A declaração arrancou sorrisos do tucano e da petista, além do próprio presidente Lula, que estava sentado entre os dois no Palácio Itamaraty.

Muito à vontade no evento, quando discursou depois de Dilma, na entrevista Serra não só se negou a falar da eleição do ano que vem como não quis opinar sobre a pré-candidatura de Dilma.

"Antecipar campanha eleitoral não é bom para o Brasil", afirmou a jornalistas, dizendo que tem muito a fazer ao cuidar do governo paulista.

No discurso, Lula mandou recado aos militares, ausentes na cerimônia, afirmando que "ninguém veja isto como um revanchismo" e colocando os arquivos de seu governo à disposição de seus sucessores.

"Porque daqui a um ano em meio eu deixarei o governo e o que eu fizer de errado, quem vier depois de mim tem mais é que dizer as coisas que eu fiz de errado. E eu não posso achar que a pessoa está me perseguindo", disse.

SERRA SOVIÉTICO?

Na solenidade, enquanto Dilma se concentrou na explanação sobre as ações do governo para facilitar o acesso à informação, com direito a elogios ao governo paulista por já ter aberto os arquivos, Serra optou por um relato descontraído do registro de seu passado político pelos órgãos de repressão da ditadura, apontando erros do Dops (Departamento de Ordem Política e Social), a polícia política do regime militar.
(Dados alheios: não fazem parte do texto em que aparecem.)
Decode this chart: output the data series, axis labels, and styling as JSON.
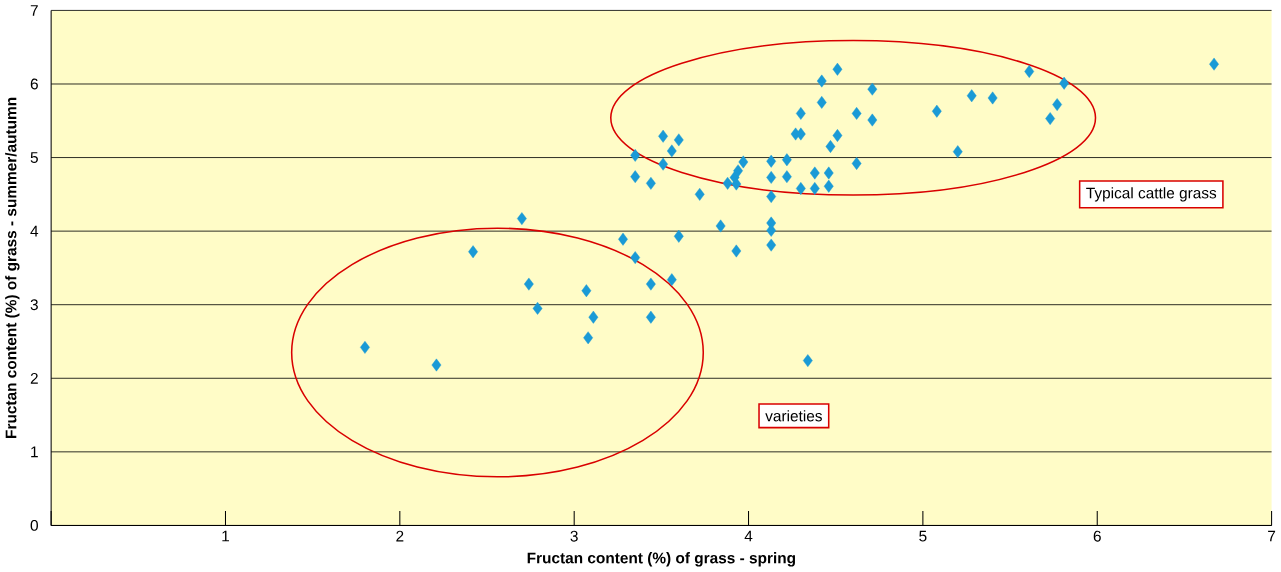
{
  "chart_data": {
    "type": "scatter",
    "xlabel": "Fructan content (%) of grass - spring",
    "ylabel": "Fructan content (%) of grass - summer/autumn",
    "x": [
      1.8,
      2.21,
      2.42,
      2.7,
      2.74,
      2.79,
      3.07,
      3.08,
      3.11,
      3.28,
      3.35,
      3.35,
      3.35,
      3.44,
      3.44,
      3.44,
      3.51,
      3.51,
      3.56,
      3.6,
      3.56,
      3.6,
      3.72,
      3.84,
      3.88,
      3.92,
      3.94,
      3.93,
      3.97,
      3.93,
      4.13,
      4.13,
      4.13,
      4.13,
      4.13,
      4.13,
      4.22,
      4.22,
      4.3,
      4.3,
      4.27,
      4.3,
      4.38,
      4.38,
      4.34,
      4.42,
      4.42,
      4.51,
      4.51,
      4.47,
      4.46,
      4.46,
      4.62,
      4.62,
      4.71,
      4.71,
      5.08,
      5.2,
      5.28,
      5.4,
      5.61,
      5.73,
      5.77,
      5.81,
      6.67
    ],
    "values": [
      2.42,
      2.18,
      3.72,
      4.17,
      3.28,
      2.95,
      3.19,
      2.55,
      2.83,
      3.89,
      3.64,
      5.03,
      4.74,
      4.65,
      3.28,
      2.83,
      5.29,
      4.91,
      5.09,
      5.24,
      3.34,
      3.93,
      4.5,
      4.07,
      4.65,
      4.73,
      4.82,
      4.64,
      4.94,
      3.73,
      4.95,
      4.73,
      4.47,
      4.11,
      4.01,
      3.81,
      4.97,
      4.74,
      4.58,
      5.6,
      5.32,
      5.32,
      4.79,
      4.58,
      2.24,
      6.04,
      5.75,
      6.2,
      5.3,
      5.15,
      4.79,
      4.61,
      5.6,
      4.92,
      5.93,
      5.51,
      5.63,
      5.08,
      5.84,
      5.81,
      6.17,
      5.53,
      5.72,
      6.01,
      6.27
    ],
    "color": "#1a9ad6",
    "marker": "diamond",
    "xlim": [
      0,
      7
    ],
    "ylim": [
      0,
      7
    ],
    "xticks": [
      {
        "value": 0,
        "label": null
      },
      1,
      2,
      3,
      4,
      5,
      6,
      7
    ],
    "yticks": [
      0,
      1,
      2,
      3,
      4,
      5,
      6,
      7
    ],
    "grid": "y",
    "annotations": [
      "Typical cattle grass",
      "varieties"
    ]
  }
}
Tanto Dilma quanto Serra foram militantes de movimentos de combate à ditadura. Serra foi exilado enquanto a ministra ficou presa por três anos, após tortura.

Serra ironizou a veracidade das informações do Dops citando que, entre as 1,4 milhão de fichas do departamento, há registros sobre o papa João Paulo 2o, sobre um doente mental e ainda de uma cadela.

Relatou que em sua ficha consta que teria chorado em uma cerimônia em homenagem ao cosmonauta Yuri Gagarin, nos anos 60, ao lado do embaixador soviético. "Eu não tinha a menor simpatia pela União Soviética", reagiu.

Também tratou de corrigir os agentes do Dops ao informar que seu exílio começou em 1964 pela Bolívia e não pelo Chile, para onde foi em seguida, após atuar no movimento Ação Popular (AP), a chamada esquerda cristã.

Serra e Dilma já tinham estado frente a frente em um seminário sobre a crise econômica realizado em São Bernardo do Campo (SP), quando tiveram um comportamento bem menos amistoso do que nesta tarde.